Por otra parte, él creía que se encontraba despierto y plenamente consciente cuando no era así ni mucho menos. Desde que el anestesista lo reanimó hasta que llegó a la REA en la que permanecería ingresado un día entero, Devan le tiró los trastos a dos mujeres y a un hombre al que sólo vio de espaldas pero que tenía un trasero firme y redondeado, se intentó levantar un par de veces sin conseguir moverse apenas, pidió a gritos un bocadillo porque lo estaban matando de hambre, y le dio las gracias por haber realizado la operación a un extintor. El equipo de quirófano estaba acostumbrado a esas reacciones y se lo tomaron todo con una profesionalidad excepcional, excepto el anestesista que, más tarde en una sala del personal, discutió un buen rato con sus compañeros acerca de si tenía culo de mujer.
En la sala de reanimación se recuperó con rapidez. En operaciones como la suya era importante observar las reacciones mentales del paciente para asegurarse de que no había daños inesperados. Pidió un libro para entretenerse (que no le facilitaron) y mantuvo un par de conversaciones interesantes con su cirujano, y comprobaron que las facultades mentales no se encontraban dañadas.
El tumor, eso sí, había ganado la batalla.
—Verás —le dijeron al día siguiente, cuando le trasladaron de nuevo a su habitación—, el tumor se encuentra más extendido de lo previsto. Hemos podido llegar hasta él, pero no esperábamos tantas ramificaciones. De todos modos hemos eliminado una parte de tejido enfermo, por lo que tus habilidades motoras y tus reflejos deberían seguir funcionando bien un tiempo.
—¿Ha aumentado mi esperanza de vida entonces?
—No sabría decirte. Lo siento.
—Teniendo en cuenta lo que se suelen ustedes curar en salud, eso se podría interpretar como un “quizá sí” —dijo Devan, acostumbrado ya a la forma de dar malas noticias de los médicos.
—No quiero darte falsas esperanzas. Creo que con el tejido eliminado tendrás una vida más plena y cómoda, pero no sé si más larga.
“Me gusta la sinceridad de los médicos”, pensó. “Ellos al menos no se compadecen de ti”.
—Esa es la mejor noticia que me podían dar, doctor. No esperaba salir del quirófano curado, pero que haya aumentado mi posibilidad de vivir mejor el tiempo que me quede es para mí una gran victoria, se lo aseguro. No sabe cuanto se lo agradezco. ¿Puedo darle un beso? Porque dinero es más complicado, deberían instalar cajeros en las habitaciones.

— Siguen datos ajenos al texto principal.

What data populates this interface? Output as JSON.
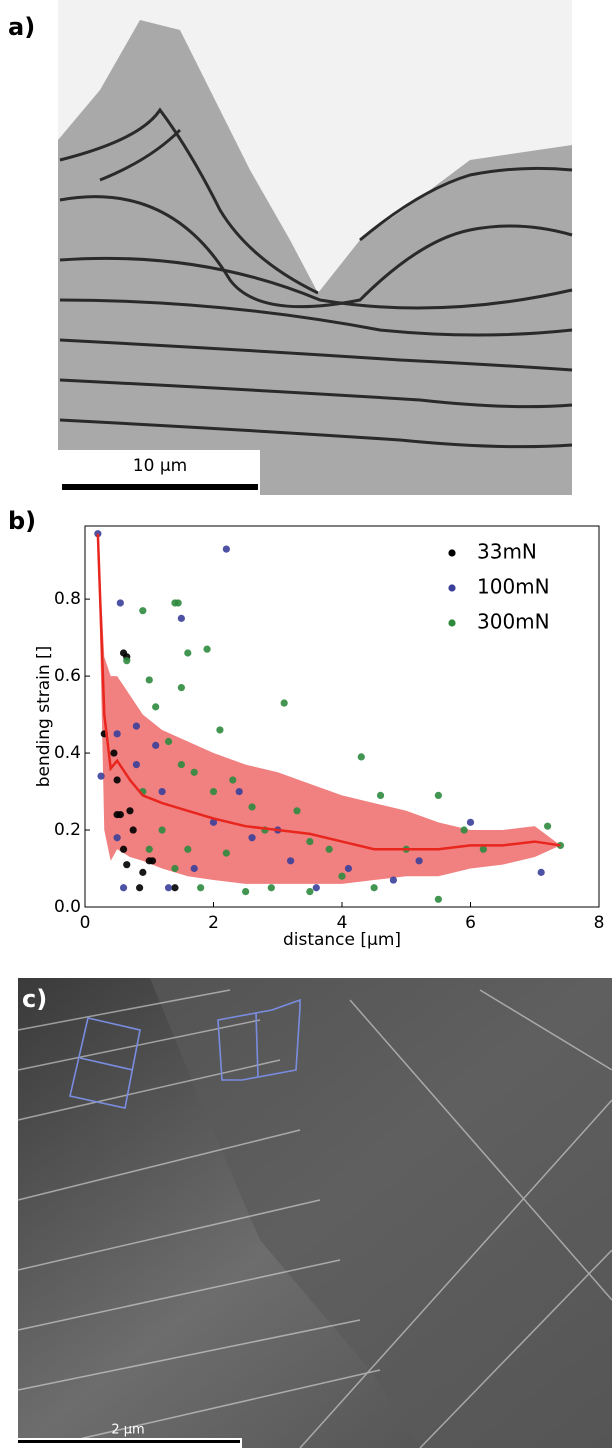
{
  "panels": {
    "a": {
      "label": "a)",
      "scale_bar": "10 µm"
    },
    "c": {
      "label": "c)",
      "scale_bar": "2 µm"
    }
  },
  "chart_data": {
    "type": "scatter",
    "label": "b)",
    "x_label": "distance [μm]",
    "y_label": "bending strain []",
    "xlim": [
      0,
      8
    ],
    "ylim": [
      0,
      0.99
    ],
    "xticks": [
      0,
      2,
      4,
      6,
      8
    ],
    "yticks": [
      {
        "value": 0,
        "label": "0.0"
      },
      {
        "value": 0.2,
        "label": "0.2"
      },
      {
        "value": 0.4,
        "label": "0.4"
      },
      {
        "value": 0.6,
        "label": "0.6"
      },
      {
        "value": 0.8,
        "label": "0.8"
      }
    ],
    "legend": "upper right",
    "series": [
      {
        "name": "33mN",
        "color": "#000000",
        "x": [
          0.3,
          0.45,
          0.55,
          0.6,
          0.65,
          0.5,
          0.7,
          0.75,
          0.6,
          0.65,
          0.9,
          1.0,
          1.05,
          0.85,
          1.4,
          0.5
        ],
        "values": [
          0.45,
          0.4,
          0.24,
          0.66,
          0.65,
          0.24,
          0.25,
          0.2,
          0.15,
          0.11,
          0.09,
          0.12,
          0.12,
          0.05,
          0.05,
          0.33
        ]
      },
      {
        "name": "100mN",
        "color": "#3a3f9a",
        "x": [
          0.2,
          0.25,
          0.55,
          0.5,
          0.8,
          0.8,
          1.1,
          1.5,
          2.2,
          1.7,
          2.0,
          2.6,
          3.0,
          3.2,
          4.1,
          4.8,
          5.2,
          6.0,
          7.1,
          1.3,
          0.6,
          0.5,
          3.6,
          2.4,
          1.2
        ],
        "values": [
          0.97,
          0.34,
          0.79,
          0.18,
          0.47,
          0.37,
          0.42,
          0.75,
          0.93,
          0.1,
          0.22,
          0.18,
          0.2,
          0.12,
          0.1,
          0.07,
          0.12,
          0.22,
          0.09,
          0.05,
          0.05,
          0.45,
          0.05,
          0.3,
          0.3
        ]
      },
      {
        "name": "300mN",
        "color": "#2e8b3e",
        "x": [
          0.65,
          1.0,
          0.9,
          1.4,
          1.45,
          1.6,
          1.9,
          1.5,
          2.1,
          1.1,
          1.3,
          1.5,
          1.7,
          2.0,
          2.3,
          2.6,
          2.8,
          3.1,
          3.3,
          3.5,
          3.8,
          4.3,
          4.6,
          5.0,
          5.5,
          5.9,
          6.2,
          7.2,
          7.4,
          1.2,
          1.4,
          1.6,
          1.8,
          2.5,
          2.9,
          3.5,
          4.0,
          4.5,
          5.5,
          1.0,
          0.9,
          2.2
        ],
        "values": [
          0.64,
          0.59,
          0.77,
          0.79,
          0.79,
          0.66,
          0.67,
          0.57,
          0.46,
          0.52,
          0.43,
          0.37,
          0.35,
          0.3,
          0.33,
          0.26,
          0.2,
          0.53,
          0.25,
          0.17,
          0.15,
          0.39,
          0.29,
          0.15,
          0.29,
          0.2,
          0.15,
          0.21,
          0.16,
          0.2,
          0.1,
          0.15,
          0.05,
          0.04,
          0.05,
          0.04,
          0.08,
          0.05,
          0.02,
          0.15,
          0.3,
          0.14
        ]
      }
    ],
    "trend": {
      "color": "#e8261e",
      "band_color": "#ee6a6a",
      "x": [
        0.2,
        0.3,
        0.4,
        0.5,
        0.7,
        0.9,
        1.2,
        1.6,
        2,
        2.5,
        3,
        3.5,
        4,
        4.5,
        5,
        5.5,
        6,
        6.5,
        7,
        7.4
      ],
      "values": [
        0.97,
        0.5,
        0.36,
        0.38,
        0.33,
        0.29,
        0.27,
        0.25,
        0.23,
        0.21,
        0.2,
        0.19,
        0.17,
        0.15,
        0.15,
        0.15,
        0.16,
        0.16,
        0.17,
        0.16
      ],
      "lower": [
        0.97,
        0.2,
        0.12,
        0.15,
        0.13,
        0.12,
        0.1,
        0.08,
        0.07,
        0.06,
        0.06,
        0.06,
        0.06,
        0.07,
        0.08,
        0.08,
        0.1,
        0.11,
        0.13,
        0.16
      ],
      "upper": [
        0.97,
        0.65,
        0.6,
        0.6,
        0.55,
        0.5,
        0.46,
        0.43,
        0.4,
        0.37,
        0.35,
        0.32,
        0.29,
        0.27,
        0.25,
        0.22,
        0.2,
        0.2,
        0.21,
        0.16
      ]
    }
  }
}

El médico rió con naturalidad. Estaba acostumbrado a dar malas noticias y había visto reacciones de todo tipo, pero las palabras de Devan le habían hecho sentirse orgulloso de su trabajo, y eso no ocurría muy a menudo.
“Vivir mejor el tiempo que me quede”. Le gustaba esa forma de reaccionar frente al cáncer tan poco habitual. Muchos pacientes pensaban de ese modo cuando los desahuciaban, cuando no les quedaba sino morir, pero en personas que salían del quirófano no era tan común.
Devan charló durante un rato con su compañero de habitación, que había salido de su operación prácticamente limpio, y los dos acabaron riéndose de las tonterías que, según contaban, habían dicho nada más despertar.
Cuando, por la tarde, vio a Dailyn entrar en la habitación, el corazón se le aceleró, hizo un intento torpe de levantarse que le costó un mareo considerable, y cuando ella llegó a su lado la abrazó como si fuera una balsa y él un náufrago perdido en alta mar.